The assessee with the help of profit shown explained the source of cash deposit in Bank and also furnished the cash flow statement.
The AO however disbelieved the contentions of the assessee and made an addition on account of cash deposits as his unexplained income.
The assessee preferred an appeal before the CIT(A), wherein, ground was raised challenging the validity of assumption of jurisdiction u/s 147 of the Act. It was specifically pointed out that no notice u/s 148 per se of the Act was served on the assessee. Further, on repeated issuance of notice u/s 142(1) of the Act calling for return of income during the course of assessment proceedings, the assessee had indeed furnished the return of income and sought for reasons recorded for reopening the assessment. The assessee had filed a reply in response to notice u/s 148 of wherein he had stated that the original return be treated as return in response to notice u/s 148 of the Act. The assessee sought for reasons recorded for reopening in this letter. No reasons for reopening assessment was ever supplied to the assessee.
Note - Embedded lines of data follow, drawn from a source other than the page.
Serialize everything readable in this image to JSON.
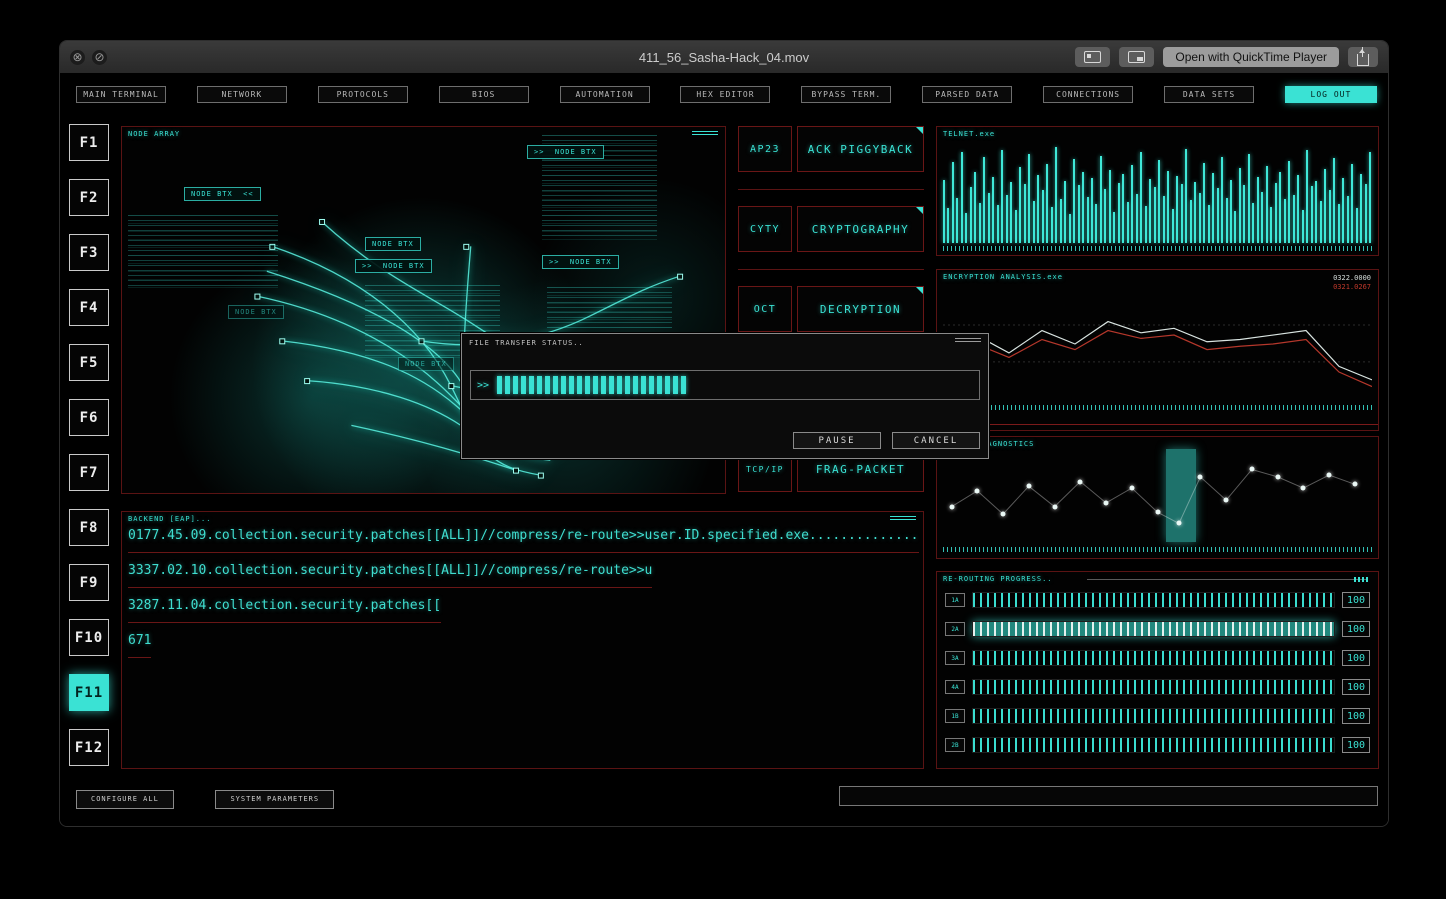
{
  "titlebar": {
    "title": "411_56_Sasha-Hack_04.mov",
    "open_with_label": "Open with QuickTime Player",
    "icons": {
      "close": "⊗",
      "prohibit": "⊘"
    }
  },
  "nav": {
    "tabs": [
      "MAIN TERMINAL",
      "NETWORK",
      "PROTOCOLS",
      "BIOS",
      "AUTOMATION",
      "HEX EDITOR",
      "BYPASS TERM.",
      "PARSED DATA",
      "CONNECTIONS",
      "DATA SETS"
    ],
    "logout": "LOG OUT"
  },
  "fkeys": {
    "keys": [
      "F1",
      "F2",
      "F3",
      "F4",
      "F5",
      "F6",
      "F7",
      "F8",
      "F9",
      "F10",
      "F11",
      "F12"
    ],
    "active": "F11"
  },
  "node_array": {
    "title": "NODE ARRAY",
    "tags": [
      ">>  NODE BTX",
      "NODE BTX  <<",
      "NODE BTX",
      ">>  NODE BTX",
      ">>  NODE BTX",
      "NODE BTX",
      "NODE BTX"
    ]
  },
  "modules": [
    {
      "code": "AP23",
      "label": "ACK PIGGYBACK"
    },
    {
      "code": "CYTY",
      "label": "CRYPTOGRAPHY"
    },
    {
      "code": "OCT",
      "label": "DECRYPTION"
    },
    {
      "code": "TCP/IP",
      "label": "FRAG-PACKET"
    }
  ],
  "file_transfer": {
    "title": "FILE TRANSFER STATUS..",
    "prompt": ">>",
    "segments_filled": 24,
    "segments_total": 56,
    "pause_label": "PAUSE",
    "cancel_label": "CANCEL"
  },
  "telnet": {
    "title": "TELNET.exe",
    "bars": [
      62,
      35,
      80,
      45,
      90,
      30,
      55,
      70,
      40,
      85,
      50,
      65,
      38,
      92,
      48,
      60,
      33,
      75,
      58,
      88,
      42,
      67,
      52,
      78,
      36,
      95,
      44,
      61,
      29,
      83,
      57,
      70,
      46,
      64,
      39,
      86,
      53,
      72,
      31,
      59,
      68,
      41,
      77,
      49,
      90,
      37,
      63,
      55,
      82,
      47,
      71,
      34,
      66,
      58,
      93,
      43,
      60,
      50,
      79,
      38,
      69,
      54,
      85,
      45,
      62,
      32,
      74,
      57,
      88,
      40,
      65,
      51,
      76,
      36,
      59,
      70,
      44,
      81,
      48,
      67,
      33,
      92,
      56,
      61,
      42,
      73,
      52,
      84,
      39,
      64,
      47,
      78,
      35,
      68,
      58,
      90
    ]
  },
  "encryption": {
    "title": "ENCRYPTION ANALYSIS.exe",
    "readout_primary": "0322.0000",
    "readout_secondary": "0321.0267",
    "white": [
      52,
      42,
      58,
      38,
      50,
      30,
      40,
      36,
      48,
      46,
      42,
      38,
      70,
      82
    ],
    "red": [
      58,
      50,
      62,
      46,
      55,
      38,
      45,
      42,
      55,
      52,
      50,
      46,
      75,
      88
    ]
  },
  "diagnostics": {
    "title": "DIAGNOSTICS",
    "points": [
      [
        2,
        62
      ],
      [
        8,
        45
      ],
      [
        14,
        70
      ],
      [
        20,
        40
      ],
      [
        26,
        62
      ],
      [
        32,
        35
      ],
      [
        38,
        58
      ],
      [
        44,
        42
      ],
      [
        50,
        68
      ],
      [
        55,
        80
      ],
      [
        60,
        30
      ],
      [
        66,
        55
      ],
      [
        72,
        22
      ],
      [
        78,
        30
      ],
      [
        84,
        42
      ],
      [
        90,
        28
      ],
      [
        96,
        38
      ]
    ],
    "highlight_band": {
      "left_pct": 52,
      "width_pct": 7
    }
  },
  "rerouting": {
    "title": "RE-ROUTING PROGRESS..",
    "rows": [
      {
        "label": "1A",
        "value": "100"
      },
      {
        "label": "2A",
        "value": "100",
        "active": true
      },
      {
        "label": "3A",
        "value": "100"
      },
      {
        "label": "4A",
        "value": "100"
      },
      {
        "label": "1B",
        "value": "100"
      },
      {
        "label": "2B",
        "value": "100"
      }
    ]
  },
  "backend": {
    "title": "BACKEND [EAP]...",
    "lines": [
      "0177.45.09.collection.security.patches[[ALL]]//compress/re-route>>user.ID.specified.exe..............",
      "3337.02.10.collection.security.patches[[ALL]]//compress/re-route>>u",
      "3287.11.04.collection.security.patches[[",
      "671"
    ]
  },
  "footer": {
    "configure_label": "CONFIGURE ALL",
    "system_label": "SYSTEM PARAMETERS",
    "command_value": ""
  },
  "colors": {
    "accent": "#3ae2d4",
    "alert": "#7a1a1a"
  }
}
The Tribunal observed that the CIT(A) merely applied the provisions of Section 292BB of the Act regarding the objection of the assessee on non-furnishing of reasons recorded for reopening the assessment. Further, with regard to non supply of reasons for reopening the assessment by the AO, the CIT(A) observed that assessee had never sought for the reasons before the AO and accordingly dismissed the plea of the assessee.
However, the Tribunal noted that a letter written by the Authorized Representative of the assessee to the AO was submitted by the assessee wherein the assessee had duly filed a reply to the notice filed a reply to the notice u/s 148 of the Act and had indeed sought for reasons recorded. Admittedly, the reasons were not provided to the assessee.
The Tribunal observed that the question whether the non-furnishing of reasons recorded for reopening of the assessment would become fatal to the reassessment proceedings per se was subject matter of consideration by the Hon‟ble Bombay High Court wherein, it was held that where reasons were not furnished for reopening of assessment even when assessee sought for the same, the reassessment order could be bad in law.
Following the same, the Tribunal quashed the reassessment proceedings being in violation of decision of the Hon’ble Supreme Court.